HD TV made some big noise the time they released. The vivid, crisp and life-like images made this electronic appliance stand out from ordinary TV’s. So how will you know that you have chosen the right HD TV? Let us help you out using the tips below.
* A 32″ Full HD TV costs around $360 and will suit smaller living rooms. TVs look much smaller in the shop than in your home, so measure the space available before you buy.
* A 1920 x 1080-resolution TV can display a 1080p image. You can still buy TVs with a 720p (1,366×768) resolution, but they’re no cheaper and the image won’t be as sharp. Even so, it can be diﬃcult to tell the difference between 720p and 1080p on smaller screens.
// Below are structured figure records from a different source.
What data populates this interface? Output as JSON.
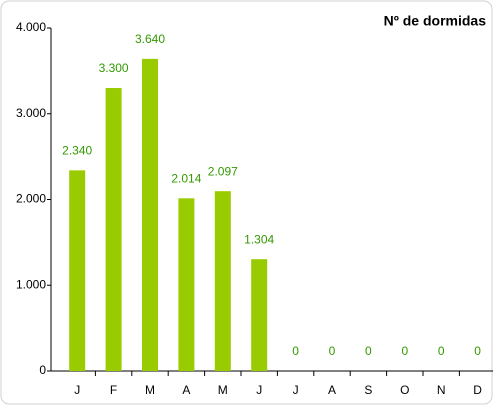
{
  "chart_data": {
    "type": "bar",
    "title": "Nº de dormidas",
    "categories": [
      "J",
      "F",
      "M",
      "A",
      "M",
      "J",
      "J",
      "A",
      "S",
      "O",
      "N",
      "D"
    ],
    "values": [
      2340,
      3300,
      3640,
      2014,
      2097,
      1304,
      0,
      0,
      0,
      0,
      0,
      0
    ],
    "value_labels": [
      "2.340",
      "3.300",
      "3.640",
      "2.014",
      "2.097",
      "1.304",
      "0",
      "0",
      "0",
      "0",
      "0",
      "0"
    ],
    "color": "#99cc00",
    "ylim": [
      0,
      4000
    ],
    "yticks": [
      0,
      {
        "value": 1000,
        "label": "1.000"
      },
      {
        "value": 2000,
        "label": "2.000"
      },
      {
        "value": 3000,
        "label": "3.000"
      },
      {
        "value": 4000,
        "label": "4.000"
      }
    ],
    "grid": false
  }
}
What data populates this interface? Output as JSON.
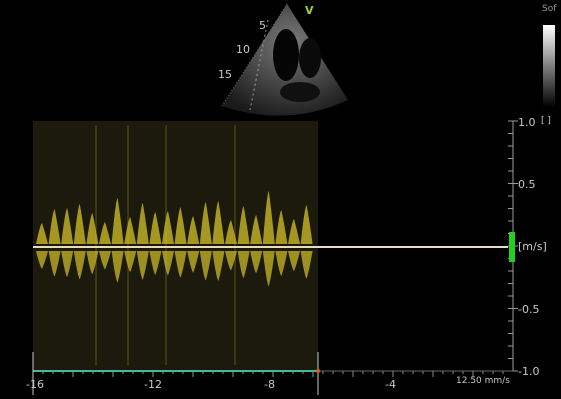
{
  "echo_view": {
    "orientation_marker": "V",
    "depth_labels": [
      "5",
      "10",
      "15"
    ],
    "marker_color": "#9ad23c"
  },
  "grayscale_map": {
    "label": "Sof"
  },
  "doppler": {
    "velocity_unit": "[m/s]",
    "velocity_ticks": [
      "1.0",
      "0.5",
      "-0.5",
      "-1.0"
    ],
    "time_ticks": [
      "-16",
      "-12",
      "-8",
      "-4"
    ],
    "sweep_speed": "12.50 mm/s",
    "spectrum_color": "#d4c22a",
    "baseline_color": "#e8dcc0",
    "timeline_color": "#44b89a",
    "indicator_color": "#22d022"
  }
}
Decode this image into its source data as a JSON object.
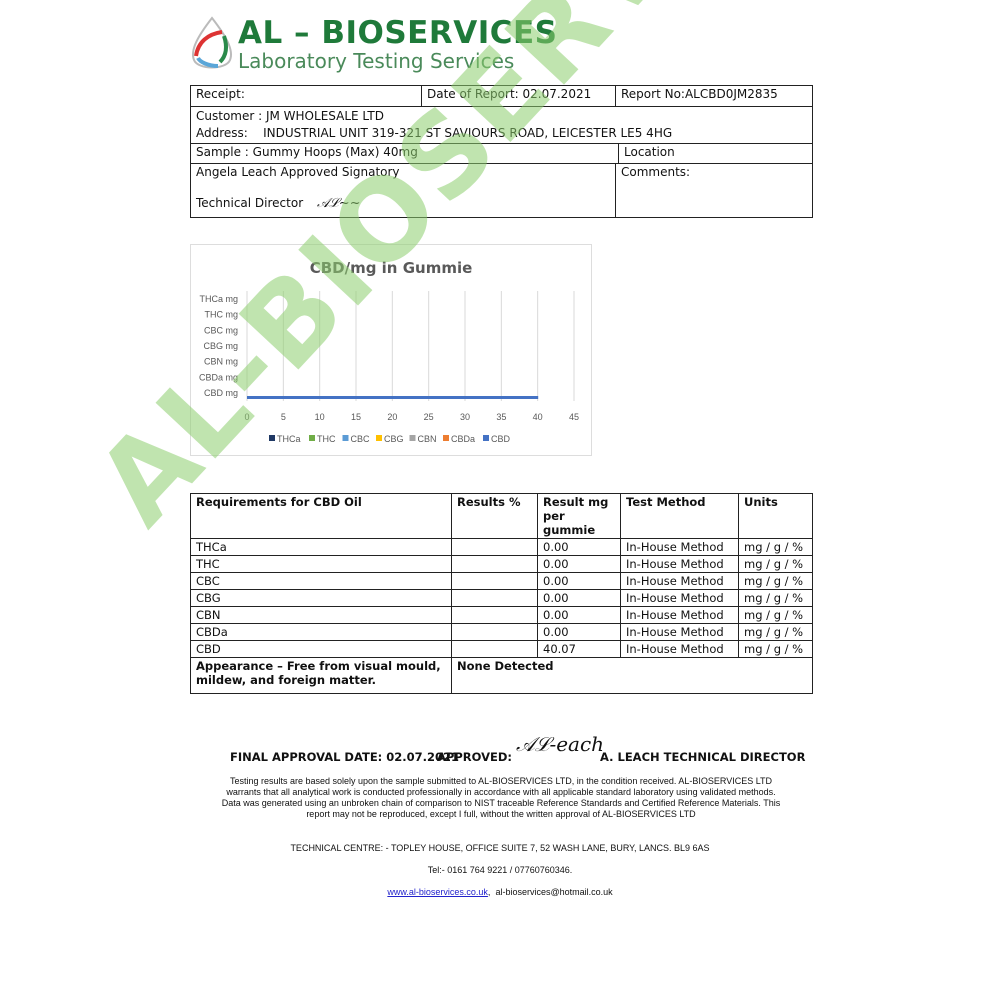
{
  "header": {
    "title": "AL – BIOSERVICES",
    "subtitle": "Laboratory Testing Services"
  },
  "watermark": "AL-BIOSERVICES",
  "info": {
    "receipt": "Receipt:",
    "date_of_report": "Date of Report: 02.07.2021",
    "report_no": "Report No:ALCBD0JM2835",
    "customer": "Customer : JM WHOLESALE LTD",
    "address_label": "Address:",
    "address": "INDUSTRIAL UNIT 319-321 ST SAVIOURS ROAD, LEICESTER LE5 4HG",
    "sample": "Sample : Gummy Hoops (Max) 40mg",
    "location": "Location",
    "signatory": "Angela Leach Approved Signatory",
    "technical_director": "Technical Director",
    "comments": "Comments:",
    "signature": "ALeach"
  },
  "chart_data": {
    "type": "bar",
    "orientation": "horizontal",
    "title": "CBD/mg in Gummie",
    "categories": [
      "THCa mg",
      "THC mg",
      "CBC mg",
      "CBG mg",
      "CBN mg",
      "CBDa mg",
      "CBD mg"
    ],
    "series": [
      {
        "name": "THCa",
        "color": "#1f3864",
        "values": [
          0,
          0,
          0,
          0,
          0,
          0,
          0
        ]
      },
      {
        "name": "THC",
        "color": "#70ad47",
        "values": [
          0,
          0,
          0,
          0,
          0,
          0,
          0
        ]
      },
      {
        "name": "CBC",
        "color": "#5b9bd5",
        "values": [
          0,
          0,
          0,
          0,
          0,
          0,
          0
        ]
      },
      {
        "name": "CBG",
        "color": "#ffc000",
        "values": [
          0,
          0,
          0,
          0,
          0,
          0,
          0
        ]
      },
      {
        "name": "CBN",
        "color": "#a5a5a5",
        "values": [
          0,
          0,
          0,
          0,
          0,
          0,
          0
        ]
      },
      {
        "name": "CBDa",
        "color": "#ed7d31",
        "values": [
          0,
          0,
          0,
          0,
          0,
          0,
          0
        ]
      },
      {
        "name": "CBD",
        "color": "#4472c4",
        "values": [
          0,
          0,
          0,
          0,
          0,
          0,
          40.07
        ]
      }
    ],
    "xticks": [
      "0",
      "5",
      "10",
      "15",
      "20",
      "25",
      "30",
      "35",
      "40",
      "45"
    ],
    "xlim": [
      0,
      45
    ],
    "grid": true,
    "legend": "bottom"
  },
  "results": {
    "headers": [
      "Requirements for CBD Oil",
      "Results %",
      "Result mg per gummie",
      "Test Method",
      "Units"
    ],
    "rows": [
      [
        "THCa",
        "",
        "0.00",
        "In-House Method",
        "mg / g / %"
      ],
      [
        "THC",
        "",
        "0.00",
        "In-House Method",
        "mg / g / %"
      ],
      [
        "CBC",
        "",
        "0.00",
        "In-House Method",
        "mg / g / %"
      ],
      [
        "CBG",
        "",
        "0.00",
        "In-House Method",
        "mg / g / %"
      ],
      [
        "CBN",
        "",
        "0.00",
        "In-House Method",
        "mg / g / %"
      ],
      [
        "CBDa",
        "",
        "0.00",
        "In-House Method",
        "mg / g / %"
      ],
      [
        "CBD",
        "",
        "40.07",
        "In-House Method",
        "mg / g / %"
      ]
    ],
    "appearance_label": "Appearance – Free from visual mould, mildew, and foreign matter.",
    "appearance_result": "None Detected"
  },
  "approval": {
    "date": "FINAL APPROVAL DATE: 02.07.2021",
    "approved": "APPROVED:",
    "signature": "ALeach",
    "name": "A. LEACH TECHNICAL DIRECTOR"
  },
  "disclaimer": "Testing results are based solely upon the sample submitted to AL-BIOSERVICES LTD, in the condition received. AL-BIOSERVICES LTD warrants that all analytical work is conducted professionally in accordance with all applicable standard laboratory using validated methods. Data was generated using an unbroken chain of comparison to NIST traceable Reference Standards and Certified Reference Materials. This report may not be reproduced, except I full, without the written approval of AL-BIOSERVICES LTD",
  "contact": {
    "address": "TECHNICAL CENTRE: - TOPLEY HOUSE, OFFICE SUITE 7, 52 WASH LANE, BURY, LANCS. BL9 6AS",
    "tel": "Tel:- 0161 764 9221 / 07760760346.",
    "website": "www.al-bioservices.co.uk",
    "email": "al-bioservices@hotmail.co.uk"
  }
}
* Consider the number of inputs you need for your equipment. Two HDMI ports should be the minimum, but many TVs come with four. Don’t forget devices such as games consoles and PVRs. If you have older equipment, check that your TV has enough SCART and component sockets. If you want to plug your PC into your TV, you’ll need to use either HDMI or VGA inputs. Be aware that some TVs only let you use a PC on an analogue input, and others won’t display the Windows Desktop at the TV’s highest resolution.
* The contrast ratio tells you the difference between the darkest and the brightest shades the screen can display. The higher the number, the darker the blacks and the brighter the whites. A screen with a high contrast ratio is more likely to show a wider range of detail. Plasma TVs generally have much higher contrast ratios than even the best LCD TVs can manage.
* There are several ways to receive HD content. Sky HD has the widest selection of channels but requires a Sky HD box and monthly subscription. Freesat and Freeview HD bring you HD channels from the BBC, ITV and Channel 4. There are no monthly subscriptions – all you need is a compatible receiver. A Blu-ray player lets you watch HD movies stored on optical discs.
* Extra features, such as a network port, can be worth having because they may let you access online content, as well as media from a DLNA or UPnP server on your network.